Re-posted 11 days ago


Job description

Job Summary:
Apptronik is a human-centered robotics company developing AI-powered robots to support humanity in every facet of life. The Senior Reinforcement Learning Engineer will focus on achieving state-of-the-art performance on humanoid robots, leveraging expertise in reinforcement learning to solve locomotion and manipulation challenges and mentor junior engineers.
Responsibilities:
• Implement and deploy state-of-the-art RL algorithms to achieve ambitious, world-class performance on dynamic locomotion and manipulation tasks with physical hardware.
• Drive the entire development cycle, from prototyping in simulation to robustly transferring and fine-tuning policies on the robot.
• Optimize and scale the RL training pipeline for faster iteration, contributing to core infrastructure for high-throughput simulation and distributed training.
• Mentor junior engineers by providing technical guidance, conducting insightful code reviews, and sharing best practices in reinforcement learning and software development.
• Collaborate closely with the robotics and hardware teams to diagnose system-level issues and co-develop solutions that enable more complex learned behaviors.

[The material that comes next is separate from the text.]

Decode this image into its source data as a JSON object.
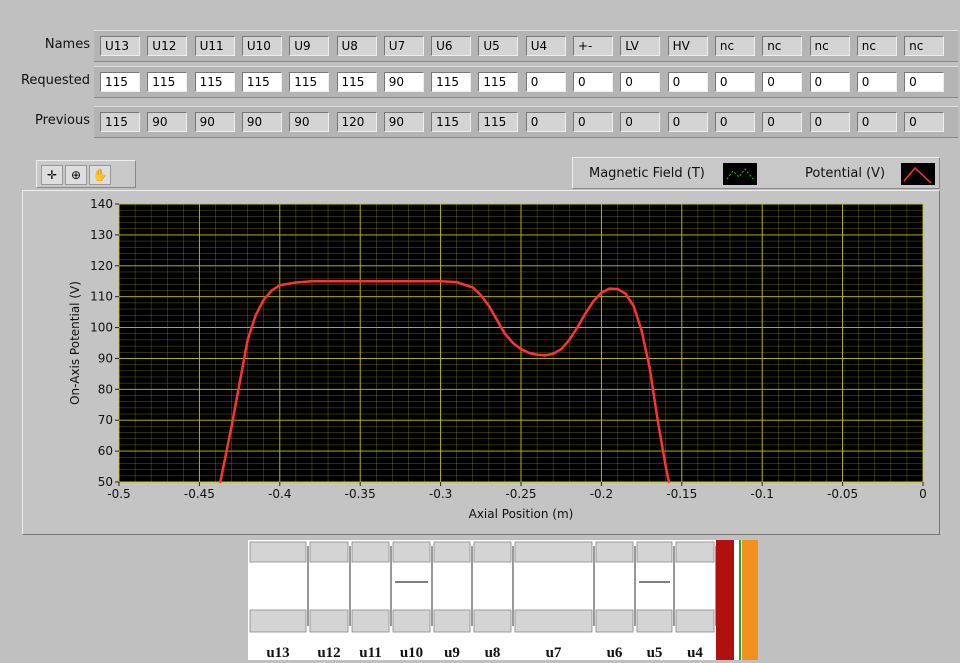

• Analyze and present hardware results to guide future technical directions and demonstrate progress on key company objectives.
• Develop and refine motion retargeting pipelines to translate human demonstration data (mocap, teleoperation) into robust reference trajectories for reinforcement learning.
Qualifications:
Required:
• Deep, hands-on expertise (5+ years) with common RL frameworks (e.g., PyTorch, JAX) and high-fidelity physics simulators (e.g., MuJoCo, IsaacGym)

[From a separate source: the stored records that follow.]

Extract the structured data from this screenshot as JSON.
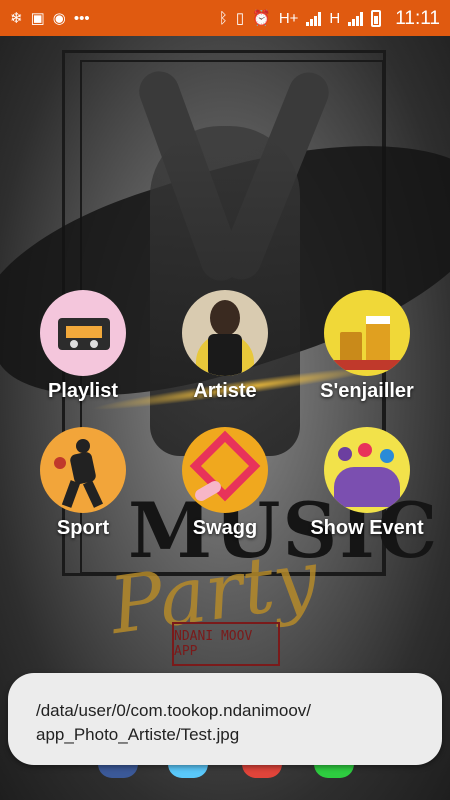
{
  "status_bar": {
    "time": "11:11",
    "network_1": "H+",
    "network_2": "H",
    "icons_left": [
      "snowflake-icon",
      "gallery-icon",
      "chrome-icon",
      "more-icon"
    ],
    "icons_right": [
      "bluetooth-icon",
      "vibrate-icon",
      "alarm-icon",
      "signal-icon",
      "signal-icon",
      "battery-icon"
    ],
    "color": "#e05a10"
  },
  "poster": {
    "stamp_text": "NDANI MOOV APP",
    "music_word": "MUSIC",
    "party_word": "Party"
  },
  "menu": {
    "items": [
      {
        "label": "Playlist"
      },
      {
        "label": "Artiste"
      },
      {
        "label": "S'enjailler"
      },
      {
        "label": "Sport"
      },
      {
        "label": "Swagg"
      },
      {
        "label": "Show Event"
      }
    ]
  },
  "toast": {
    "line1": "/data/user/0/com.tookop.ndanimoov/",
    "line2": "app_Photo_Artiste/Test.jpg"
  }
}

• Mastery of Python for rapid prototyping and training, alongside strong proficiency in C++ for developing performant, deployable code.
• Experience building or utilizing large-scale, distributed training pipelines and a strong intuition for their optimization.
• A strong theoretical understanding of modern reinforcement learning, including deep expertise in areas like imitation learning, model-based RL, and sim-to-real transfer techniques.
• A strong intuition for robot dynamics and controls theory, with the ability to apply these principles to guide and constrain learning-based approaches.
• A results-oriented mindset with a passion for seeing complex algorithms work on real-world hardware.
• A PhD or MS in Computer Science, Robotics, or a related field, with 2+ years industry experience strongly preferred.
• A proven track record of successfully deploying learning-based policies on physical robotic systems, especially legged robots or manipulators.
• Demonstrated experience mentoring or providing technical guidance to other engineers in a team environment.
• A strong publication record in relevant conferences or journals (e.g., CoRL, RSS, ICRA) is a significant plus.
Company:
Apptronik is a robotics company that designs and builds humanoid robots for various real-world applications. Founded in 2016, the company is headquartered in Austin, USA, with a team of 51-200 employees. The company is currently Growth Stage.